Our adventure fixing humanitarian relief logistics during Covid-19 crisis

Our adventure fixing humanitarian relief logistics during Covid-19 crisis

Study Case  ·  October 2020 Por Diana Morales, Leader UX en OSA.

During the pandemic, we had the chance to collaborate in the huge task of bringing food and supply to Chile’s most vulnerable homes, proving will and commitment alone sometimes do not suffice. The ‘Know How’ is also needed.

In OSA we have always stayed true to our north, to exist with the purpose of improvement, and we felt more on-course than ever during the assistance to those most in need of aid during the pandemic.

Given the chance to destine our resources to collaboration, we came across the project ‘SiEmpre for Chile”, from the social initiative accelerator GeCo.
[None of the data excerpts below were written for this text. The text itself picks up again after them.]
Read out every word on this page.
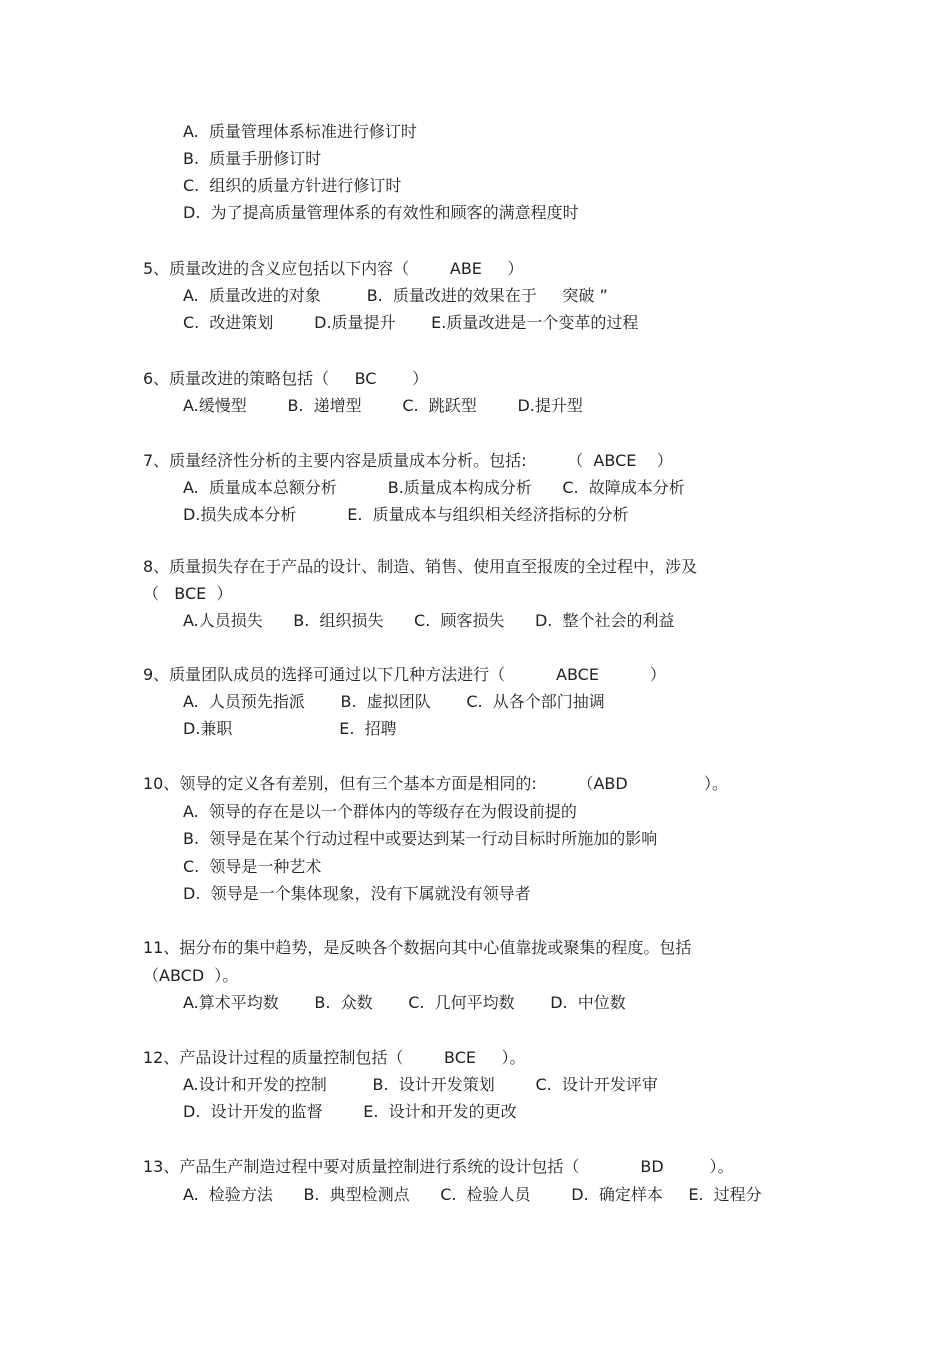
A.  质量管理体系标准进行修订时
B.  质量手册修订时
C.  组织的质量方针进行修订时
D.  为了提高质量管理体系的有效性和顾客的满意程度时
5、质量改进的含义应包括以下内容（        ABE     ）
A.  质量改进的对象         B.  质量改进的效果在于     突破 ”
C.  改进策划        D.质量提升       E.质量改进是一个变革的过程
6、质量改进的策略包括（     BC       ）
A.缓慢型        B.  递增型        C.  跳跃型        D.提升型
7、质量经济性分析的主要内容是质量成本分析。包括:        （  ABCE    ）
A.  质量成本总额分析          B.质量成本构成分析      C.  故障成本分析
D.损失成本分析          E.  质量成本与组织相关经济指标的分析
8、质量损失存在于产品的设计、制造、销售、使用直至报废的全过程中，涉及
（   BCE  ）
A.人员损失      B.  组织损失      C.  顾客损失      D.  整个社会的利益
9、质量团队成员的选择可通过以下几种方法进行（          ABCE          ）
A.  人员预先指派       B.  虚拟团队       C.  从各个部门抽调
D.兼职                     E.  招聘
10、领导的定义各有差别，但有三个基本方面是相同的:        （ABD               ）。
A.  领导的存在是以一个群体内的等级存在为假设前提的
B.  领导是在某个行动过程中或要达到某一行动目标时所施加的影响
C.  领导是一种艺术
D.  领导是一个集体现象，没有下属就没有领导者
11、据分布的集中趋势，是反映各个数据向其中心值靠拢或聚集的程度。包括
（ABCD  ）。
A.算术平均数       B.  众数       C.  几何平均数       D.  中位数
12、产品设计过程的质量控制包括（        BCE     ）。
A.设计和开发的控制         B.  设计开发策划        C.  设计开发评审
D.  设计开发的监督        E.  设计和开发的更改
13、产品生产制造过程中要对质量控制进行系统的设计包括（            BD         ）。
A.  检验方法      B.  典型检测点      C.  检验人员        D.  确定样本     E.  过程分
In their branch “SiEmpre Alimentos” they were getting ready to deliver 120,000 food and supplies boxes among the beneficiaries assigned as the most vulnerable homes in Chile according to the ‘Ministerio de Desarrollo Social (Social Development Ministry)’. Surely, an enormous enterprise.

In order to do that, the ‘SiEmpre Alimentos’ team was already halfway achieving the financing and procurement for all these boxes, thanks to excellent entrepreneurship labor and fundraising among big enterprises. Now they needed to build up their volunteer network and database, so they’d be able to effectively deliver them.

At first they wouldn’t believe when we told them about the high level of complexity this project required. To their understanding, operations were consolidated over individual direct inputs on a shared excel sheet, and teaming up with a “last mile app” was more than enough to keep everything going.

It didn’t take long before problems started to show up among data consistency, information duplicity and the hardships it meant to try to make logic (and logistic) sense of the delivery IDs.

But OSA worked hard to put everything in order.

With the help of SiEmpre, (and as the other 3rd parties involved hesitated on their commitment), we managed to correct the structure and transform it into a new platform, allowing distribution centers and volunteers to sign up by themselves if needed, and properly arranging delivery requirement listing for export to routing apps.

We calculated a project end date for the expectable 90%+ of the 120,000 boxes and according to our numbers, it will be met soon.

Now, with the chance to look back and reflect, it deems important to highlight how very particular is Latin America when trying to make logistics work. Some unorthodox methods may be required to actually reach the esteemed fulfillment rates, for instance, opening an ‘additional indications’ input field next to the address, because many households don’t have an address number, or even a street. Also traceability was impossible without correctly assigning individual ID to every delivery.

But most important, is the need to rethink the way we, as a market, stand in disbelief towards the complexity of today’s logistic processes, as it seems easy to underestimate the work behind figuring out how to carry things from point A to point B, until it shows its very hard to take back the reins of a derailed operation in the midst of chaos, loss, unsatisfied clients, burnt out teams, wrong destinations, incorrect data, border cases and stretched ETAs.

The same problems that haunt retailers with the explosive increase of online shopping and deliveries, make themselves present in these kinds of operations, and we believe Chile has a lot to learn about logistics improvement, starting by taking them seriously.

We truly expect that every hour saved on the arrival of every box did help the beneficiaries. We stand proud and joyful of the work we put into this well achieved task, with the best success rate we could foresee, and we hope that this project also served as a valuable lesson for everyone involved.